Many seismic signals - direct rays, partial and total reflections, transmissions, head waves, interface waves, tunnelling waves, caustics and Fresnel shadows - can be described by the inverse transform methods developed in the last chapter. First-motion approximations to the Cagniard or WKBJ methods, or asymptotic spectral methods can be used to investigate these signals. In addition the spectral method can be used for deep shadow signals.
In this chapter, we investigate approximate solutions for many canonical signals, e.g. direct rays, partial and total reflections, transmissions, head waves, interface waves, tunnelling waves, caustics, Fresnel and deep shadows. Unfortunately, often these canonical signals do not occur in isolation and for realistic, complicated models it is necessary to use numerical methods as described in the last chapter (Section 8.5.2) for the complete response. With modern computers, these numerical computations are entirely practical and are preferred for forward modelling.

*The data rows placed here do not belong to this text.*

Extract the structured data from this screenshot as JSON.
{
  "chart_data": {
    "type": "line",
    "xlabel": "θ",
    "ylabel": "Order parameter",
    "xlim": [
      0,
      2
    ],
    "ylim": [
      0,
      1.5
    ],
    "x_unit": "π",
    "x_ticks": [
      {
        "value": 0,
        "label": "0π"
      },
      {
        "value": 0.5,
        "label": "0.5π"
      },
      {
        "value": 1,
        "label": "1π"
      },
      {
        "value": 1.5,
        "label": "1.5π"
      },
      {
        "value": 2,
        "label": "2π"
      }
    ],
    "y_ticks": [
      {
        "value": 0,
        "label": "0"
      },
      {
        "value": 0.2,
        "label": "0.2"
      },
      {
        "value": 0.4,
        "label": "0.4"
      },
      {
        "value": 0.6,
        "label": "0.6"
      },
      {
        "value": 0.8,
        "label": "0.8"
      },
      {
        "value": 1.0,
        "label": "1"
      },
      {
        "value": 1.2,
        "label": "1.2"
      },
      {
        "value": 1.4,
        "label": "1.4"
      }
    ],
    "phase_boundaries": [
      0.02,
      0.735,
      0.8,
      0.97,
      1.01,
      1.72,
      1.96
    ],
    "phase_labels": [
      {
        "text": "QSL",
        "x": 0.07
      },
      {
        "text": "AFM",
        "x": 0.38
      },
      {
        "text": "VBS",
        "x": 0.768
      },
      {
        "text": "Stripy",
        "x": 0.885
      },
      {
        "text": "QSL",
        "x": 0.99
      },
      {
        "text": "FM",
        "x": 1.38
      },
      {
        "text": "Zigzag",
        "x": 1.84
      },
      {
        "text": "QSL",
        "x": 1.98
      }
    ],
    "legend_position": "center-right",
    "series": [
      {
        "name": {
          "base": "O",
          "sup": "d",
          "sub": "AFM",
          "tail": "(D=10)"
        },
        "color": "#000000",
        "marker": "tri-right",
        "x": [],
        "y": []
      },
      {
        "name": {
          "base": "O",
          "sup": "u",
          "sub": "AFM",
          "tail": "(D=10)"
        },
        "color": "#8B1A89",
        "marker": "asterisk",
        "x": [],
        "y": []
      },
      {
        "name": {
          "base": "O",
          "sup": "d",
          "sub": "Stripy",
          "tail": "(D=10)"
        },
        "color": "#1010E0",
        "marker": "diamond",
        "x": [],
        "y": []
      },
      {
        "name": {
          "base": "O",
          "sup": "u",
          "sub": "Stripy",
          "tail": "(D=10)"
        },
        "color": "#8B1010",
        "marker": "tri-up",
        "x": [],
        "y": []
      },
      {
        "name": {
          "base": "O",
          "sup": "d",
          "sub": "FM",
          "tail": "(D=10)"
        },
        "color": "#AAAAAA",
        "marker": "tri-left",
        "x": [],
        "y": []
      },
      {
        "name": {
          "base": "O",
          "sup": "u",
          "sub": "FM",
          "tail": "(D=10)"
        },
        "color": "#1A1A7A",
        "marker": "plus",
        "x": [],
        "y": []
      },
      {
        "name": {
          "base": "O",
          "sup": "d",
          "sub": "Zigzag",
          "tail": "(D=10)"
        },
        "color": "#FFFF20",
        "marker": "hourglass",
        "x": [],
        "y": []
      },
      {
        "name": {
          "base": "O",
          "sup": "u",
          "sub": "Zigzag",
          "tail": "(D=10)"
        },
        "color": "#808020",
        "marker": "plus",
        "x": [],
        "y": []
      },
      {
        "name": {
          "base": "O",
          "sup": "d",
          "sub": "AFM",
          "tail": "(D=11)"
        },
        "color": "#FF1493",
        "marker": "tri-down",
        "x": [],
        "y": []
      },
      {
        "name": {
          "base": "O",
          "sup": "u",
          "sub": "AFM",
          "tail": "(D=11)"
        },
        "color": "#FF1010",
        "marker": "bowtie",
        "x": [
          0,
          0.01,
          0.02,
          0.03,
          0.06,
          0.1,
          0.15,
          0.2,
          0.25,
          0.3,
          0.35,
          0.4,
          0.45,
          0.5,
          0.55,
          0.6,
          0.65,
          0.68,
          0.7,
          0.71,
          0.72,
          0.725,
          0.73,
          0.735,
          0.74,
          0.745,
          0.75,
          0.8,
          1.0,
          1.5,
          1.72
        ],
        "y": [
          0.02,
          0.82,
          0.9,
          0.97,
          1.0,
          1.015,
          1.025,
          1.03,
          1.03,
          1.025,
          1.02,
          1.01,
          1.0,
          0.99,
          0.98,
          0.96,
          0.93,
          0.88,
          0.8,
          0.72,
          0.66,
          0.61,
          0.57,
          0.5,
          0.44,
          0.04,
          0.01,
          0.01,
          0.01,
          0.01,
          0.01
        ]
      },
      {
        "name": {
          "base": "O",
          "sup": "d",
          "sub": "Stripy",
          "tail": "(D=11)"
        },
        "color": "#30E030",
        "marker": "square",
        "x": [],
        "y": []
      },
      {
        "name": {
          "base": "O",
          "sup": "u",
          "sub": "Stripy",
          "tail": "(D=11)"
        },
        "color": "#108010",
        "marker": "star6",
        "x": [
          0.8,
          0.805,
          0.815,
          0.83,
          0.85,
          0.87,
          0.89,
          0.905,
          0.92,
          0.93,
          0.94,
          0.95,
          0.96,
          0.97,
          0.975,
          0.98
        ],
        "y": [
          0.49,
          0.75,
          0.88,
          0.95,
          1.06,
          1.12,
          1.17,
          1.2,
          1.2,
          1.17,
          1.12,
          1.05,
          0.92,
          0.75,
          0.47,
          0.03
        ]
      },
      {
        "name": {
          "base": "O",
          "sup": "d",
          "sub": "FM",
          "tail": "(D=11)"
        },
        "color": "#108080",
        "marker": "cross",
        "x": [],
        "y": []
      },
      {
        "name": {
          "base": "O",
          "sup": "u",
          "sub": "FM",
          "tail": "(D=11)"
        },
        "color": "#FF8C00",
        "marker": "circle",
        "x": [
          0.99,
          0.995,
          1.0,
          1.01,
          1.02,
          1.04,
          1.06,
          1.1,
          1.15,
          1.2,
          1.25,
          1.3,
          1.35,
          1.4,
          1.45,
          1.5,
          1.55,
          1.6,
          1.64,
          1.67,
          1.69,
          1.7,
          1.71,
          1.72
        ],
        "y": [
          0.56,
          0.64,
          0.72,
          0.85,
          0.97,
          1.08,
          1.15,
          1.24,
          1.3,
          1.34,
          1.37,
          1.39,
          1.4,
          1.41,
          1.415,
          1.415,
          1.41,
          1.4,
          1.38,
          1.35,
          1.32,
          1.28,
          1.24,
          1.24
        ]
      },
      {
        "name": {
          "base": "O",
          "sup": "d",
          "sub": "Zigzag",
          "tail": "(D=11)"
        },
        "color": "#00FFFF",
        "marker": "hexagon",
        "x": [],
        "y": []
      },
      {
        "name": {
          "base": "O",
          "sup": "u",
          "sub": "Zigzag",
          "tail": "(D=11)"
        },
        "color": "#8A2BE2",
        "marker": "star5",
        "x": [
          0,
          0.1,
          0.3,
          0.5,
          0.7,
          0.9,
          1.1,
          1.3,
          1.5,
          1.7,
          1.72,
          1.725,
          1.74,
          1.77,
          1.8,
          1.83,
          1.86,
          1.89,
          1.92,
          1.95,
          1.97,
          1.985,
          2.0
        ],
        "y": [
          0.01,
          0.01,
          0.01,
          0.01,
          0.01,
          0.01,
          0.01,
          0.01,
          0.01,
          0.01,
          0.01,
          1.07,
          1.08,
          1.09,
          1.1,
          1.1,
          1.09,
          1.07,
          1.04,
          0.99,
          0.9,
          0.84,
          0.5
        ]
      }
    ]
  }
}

Nevertheless, it is worth investigating approximations for canonical signals as it aids an understanding of wave propagation, and for interpreting the results of modelling and real data. While it is rare that the approximate results described here are used for complete, forward modelling, they are frequently employed to check more complete methods, and as an aid to interpretation or in an inverse problem, when complete modelling is too expensive.
The nomenclature for signals, particularly non-geometrical, is not standardized. In this chapter, we denote rays in multi-layered media with a sequence of letters with a subscript for each ray segment, e.g. P1S2 is a ray with a P ray segment in layer 1 and an S segment in layer 2 (therefore the source must be in layer 1, receiver in layer 2 and it must have a converted transmission at the interface, z = z2).